= 2026 in bioarchaeology =

This page lists significant events in 2026 in bioarchaeology.

== Finds ==

=== January ===

- 6 – Genetic research on skeletal remains from Çayönü Hill in Diyarbakır Province was announced to explore the broader prehistoric sociocultural context of its ancient populations.
- 12 – Archaeologists uncovered an Anglo-Saxon burial ground dating to the 6th–7th centuries during preparatory excavations at the Sizewell C nuclear power station site in Suffolk, England, including high-status burials with grave goods such as weapons, jewellery and a rare horse burial.
- 21 – A Roman cemetery associated with the Roman frontier with several hundred graves, including both inhumation and cremation burials was discovered near Brougham, in northern Britain.

=== February ===

- 6 – Study published in Scientific Reports confirmed definitive evidence of cultural cannibalism occurring 18,000 years ago by re-examining 63 bone fragments from at least 10 individuals including adults and children using advanced 3D scanning and microscopic analysis in Maszycka Cave, southern Poland.
- 11 – Biomechanical experiments demonstrate that different skull fracture patterns are shaped by impact force, angle, and bone properties, helping researchers distinguish between accidental trauma and interpersonal violence in the fossil record.
- 12 – The results of the study was published regarding the discovery of a 4,000-year-old grave in Sudan's Bayuda Desert, which indicates the individual lived in semi-desert conditions and engaged in strenuous physical labor.
- 21 – The completion of the excavation of a 1,200-year-old elite tomb was announced at the El Caño Archaeological Park in the Coclé province, Panama.
- 22 – The discovery of a 4th-century AD Roman grave containing a woman of mixed European and African ancestry was announced at the Western Necropolis of Heraclea Sintica, Bulgaria.
- 23 – A new study revealed a discovery of a 2,800-year-old mass grave containing 77 individuals, primarily women and children, who were victims of a targeted Iron Age massacre Gomolava archaeological site in northern Serbia.

=== March ===

- 1 – The discovery of a prehistoric human skeleton in a submerged cave system on the Yucatán Peninsula, which likely represents an 8,000-year-old burial site was announced in Mexico.

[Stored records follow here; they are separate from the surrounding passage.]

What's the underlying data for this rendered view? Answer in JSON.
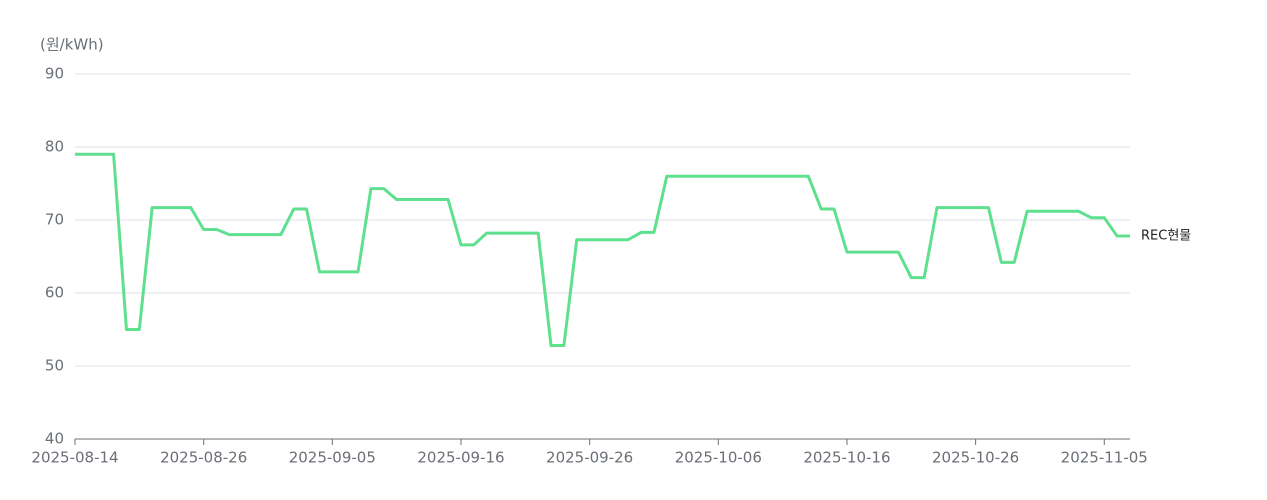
{
  "chart_data": {
    "type": "line",
    "y_label": "(원/kWh)",
    "categories": [
      "2025-08-14",
      null,
      null,
      null,
      null,
      null,
      null,
      null,
      null,
      null,
      "2025-08-26",
      null,
      null,
      null,
      null,
      null,
      null,
      null,
      null,
      null,
      "2025-09-05",
      null,
      null,
      null,
      null,
      null,
      null,
      null,
      null,
      null,
      "2025-09-16",
      null,
      null,
      null,
      null,
      null,
      null,
      null,
      null,
      null,
      "2025-09-26",
      null,
      null,
      null,
      null,
      null,
      null,
      null,
      null,
      null,
      "2025-10-06",
      null,
      null,
      null,
      null,
      null,
      null,
      null,
      null,
      null,
      "2025-10-16",
      null,
      null,
      null,
      null,
      null,
      null,
      null,
      null,
      null,
      "2025-10-26",
      null,
      null,
      null,
      null,
      null,
      null,
      null,
      null,
      null,
      "2025-11-05",
      null,
      null
    ],
    "series": [
      {
        "name": "REC현물",
        "color": "#5fe08f",
        "values": [
          79,
          79,
          79,
          79,
          55,
          55,
          71.7,
          71.7,
          71.7,
          71.7,
          68.7,
          68.7,
          68,
          68,
          68,
          68,
          68,
          71.5,
          71.5,
          62.9,
          62.9,
          62.9,
          62.9,
          74.3,
          74.3,
          72.8,
          72.8,
          72.8,
          72.8,
          72.8,
          66.6,
          66.6,
          68.2,
          68.2,
          68.2,
          68.2,
          68.2,
          52.8,
          52.8,
          67.3,
          67.3,
          67.3,
          67.3,
          67.3,
          68.3,
          68.3,
          76,
          76,
          76,
          76,
          76,
          76,
          76,
          76,
          76,
          76,
          76,
          76,
          71.5,
          71.5,
          65.6,
          65.6,
          65.6,
          65.6,
          65.6,
          62.1,
          62.1,
          71.7,
          71.7,
          71.7,
          71.7,
          71.7,
          64.2,
          64.2,
          71.2,
          71.2,
          71.2,
          71.2,
          71.2,
          70.3,
          70.3,
          67.8,
          67.8
        ]
      }
    ],
    "ylim": [
      40,
      90
    ],
    "yticks": [
      40,
      50,
      60,
      70,
      80,
      90
    ],
    "grid": true
  }
}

- 11 – Ancient skeletal remains of a young male from the Philippines' Metal Period suffered from a rare combination of debilitating health conditions study revealed.
- 13 – Researchers introduced a new bioarchaeological framework to distinguish between age-related disease and disease-related age, specifically addressing how chronic pathologies can skew skeletal age estimations in ancient populations.
- 17 – The ancient DNA study of Palau revealed that its original settlers 3,000 years ago were already a genetically mixed population of East Asian and Papuan descent, a profile that has remained stable for nearly three millennia.
- 18 – A genomic study of the Southern Andes revealed that ancient communities maintained strong genetic continuity and high-altitude adaptations for over a millennium, utilizing extensive trade and social networks to connect diverse environments long before the arrival of the Inca.
- 25 – During restoration work near the altar of St Peter and Paul Church in Maastricht (Netherlands), a skeleton consistent with accounts of French musketeer Charles de Batz de Castelmore d'Artagnan (killed in battle 1673) is found.

=== April ===

- 10 – Ancient DNA analysis of early Korean burials shows that human sacrifice often involved biologically related individuals, indicating structured practices tied to kinship and social hierarchy.

14

- Researchers identified a rare lower molar with a jadeite inlay from a Guatemalan collection, providing the first evidence of non-cosmetic, potentially restorative dental intervention among the ancient Maya.

- Ancient DNA analysis confirmed that an Anglo-Saxon double burial found in Gloucestershire, England, contained a brother and sister, providing close biological evidence of a simultaneous death and burial customs involving children and high-status weaponry.
- Investigations in Zdanów, Poland, confirmed that a grave site long attributed to a civilian murder victim instead contained the remains of a German soldier, whose identity tag offers a definitive path to verifying his service record and fate.

=== May ===

- 6 – DNA analysis from the University of Waterloo identified four additional crew members of Sir John Franklin’s 1845 Arctic expedition bringing the total number of genetically identified sailors to six.

=== July ===

- 22 – Egyptian archaeologists uncovered a Late and Graeco-Roman funerary complex at the Tell Quesna Necropolis in Monufia, containing human burials, 560 faience ushabti figurines, protective amulets, imported Rhodian pottery, and evidence of Mediterranean trade.
- 23 – Archaeologists excavating Odeion within the Temple of Artemis complex at Ephesus in western Turkey uncovered the carefully constructed Middle Byzantine burial of two newborn infants, possibly twins, inside an abandoned Roman latrine channel.
- 24 – Researchers analyzed ancient proteins preserved in the teeth of Homo naledi from the Rising Star Cave and found that all examined individuals were likely female.